Qualità del servizio e fiducia dei pazienti: ANA e i progetti di Mauro Menzietti

Audiology Infos. Il ruolo degli audioprotesisti indipendenti in Italia ha un peso importante, rispetto ad esempio ad altri Paesi. Nello stesso tempo, le catene e i negozi dei marchi della distribuzione incrementano la loro presenza capillare con forza maggiore. Com'è possibile per un'associazione come la sua rappresentare in maniera incisiva ed efficace le necessità di entrambe le categorie, in un clima concorrenziale ed economicamente instabile?

Mauro Menzietti. Il rapporto che si instaura con l’utente è di grande fiducia ed empatia, sia esso stabilito da una grande catena che da un libero professionista non strutturato. La dimensione aziendale garantisce, solitamente, maggiori numeri e capacità di fare investimenti strutturali e produrre l’adeguata copertura e la qualità dei servizi richiesti in base al numero di utenti del proprio giro. La struttura aziendale deve essere rapportata agli obiettivi attesi, posto che per assicurare continuità, tempestività e qualità serve un numero sempre sufficiente di professionisti reperibili. Il sistema italiano gode proprio di questo grande spirito competitivo, che permette a tutti di perfezionare le proprie performance in un’ottica di crescita quantitativa e qualitativa. È la nostra tipicità: gli indipendenti, le catene, fino alla grande Amplifon, fanno tutti lo stesso lavoro al livello micro. La differenza è la struttura, elemento a mio parere oggi cruciale, ma non necessariamente determinante sul piano qualitativo dell’assistenza protesica. Il ruolo delle catene, naturalmente, favorisce la sensibilizzazione dell’utenza grazie anche alla possibilità di sfruttare i mezzi di grande comunicazione, ad esempio la televisione di livello nazionale, che risultano essere trainanti per tutto il comparto in quanto sono praticamente gli unici messaggi stimolanti la consapevolezza nella gente. Il nostro mondo sarebbe diverso, senza i decenni di pubblicità Amplifon in tv. Cambiando il punto di vista, l’imprenditore indipendente è estremamente aderente alle esigenze del proprio territorio e del proprio stile aziendale, riuscendo con grande flessibilità ad adattarsi a qualunque scelta strategica o necessità in tempi più brevi, con infinite possibilità di reinventarsi a seconda degli scenari. Ognuno fa il suo, e come associazione di categoria rappresentiamo le esigenze di tutte le aziende italiane.

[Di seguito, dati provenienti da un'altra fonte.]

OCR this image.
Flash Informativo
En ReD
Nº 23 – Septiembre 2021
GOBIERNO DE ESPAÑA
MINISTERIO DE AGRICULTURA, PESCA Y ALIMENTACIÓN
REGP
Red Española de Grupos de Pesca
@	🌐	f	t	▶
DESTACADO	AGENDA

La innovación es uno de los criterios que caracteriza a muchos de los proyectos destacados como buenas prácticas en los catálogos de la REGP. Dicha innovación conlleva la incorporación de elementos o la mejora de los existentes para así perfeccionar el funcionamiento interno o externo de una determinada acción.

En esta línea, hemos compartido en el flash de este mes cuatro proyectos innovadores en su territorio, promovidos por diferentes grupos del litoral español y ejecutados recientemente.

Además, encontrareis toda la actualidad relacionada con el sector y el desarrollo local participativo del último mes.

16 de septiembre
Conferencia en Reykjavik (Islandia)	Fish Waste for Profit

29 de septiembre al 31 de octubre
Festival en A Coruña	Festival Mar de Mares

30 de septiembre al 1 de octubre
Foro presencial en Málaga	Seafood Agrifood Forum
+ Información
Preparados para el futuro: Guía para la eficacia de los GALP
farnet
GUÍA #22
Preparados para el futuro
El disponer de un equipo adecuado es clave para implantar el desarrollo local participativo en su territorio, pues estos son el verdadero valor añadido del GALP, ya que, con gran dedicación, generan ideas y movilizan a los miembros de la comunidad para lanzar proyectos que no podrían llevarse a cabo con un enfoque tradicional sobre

Audiology Infos. Per quanto riguarda la sua esperienza personale e professionale, lei rappresenta la seconda generazione di un'azienda particolarmente attiva nell'Italia centrale e meridionale. Quale patrimonio imprenditoriale ha ereditato da suo padre e come pensa di produrre nuovi obiettivi per i suoi figli?

Mauro Menzietti. Mi reputo molto fortunato per aver ereditato un passato, un presente e un futuro. Perché questo lavoro, specie in ottica imprenditoriale, offre innumerevoli sfide e occasioni di miglioramento aziendale e umano che rendono eccitanti le giornate di impegno: ogni giorno la sensazione di essere utile alla gente crea una grande motivazione e ogni audioprotesista-imprenditore cerca di fare del proprio meglio per sé e per gli altri. Come tanti altri figli d’arte porto avanti l’azienda di famiglia, lavorando ogni giorno insieme a mio padre, cercando un equilibrio tra tradizione e innovazione, senza soluzioni di continuità né strattoni. Tenere vivo lo spirito aziendale che da sessantadue anni mette al centro l’utente e le sue esigenze, con grande rispetto per il lavoro, è la grande eredità che tutti teniamo bene a mente. Grande serietà nell’impegno, costante e quotidiano, la chiave per garantire il futuro anche alle prossime generazioni. E la nostra fortuna è avere ancora i padri fondatori dell’audioprotesi italiana, come il mio, Nino Menzietti, preziosi punti di riferimento professionali e umani, da cui possiamo ancora imparare molto.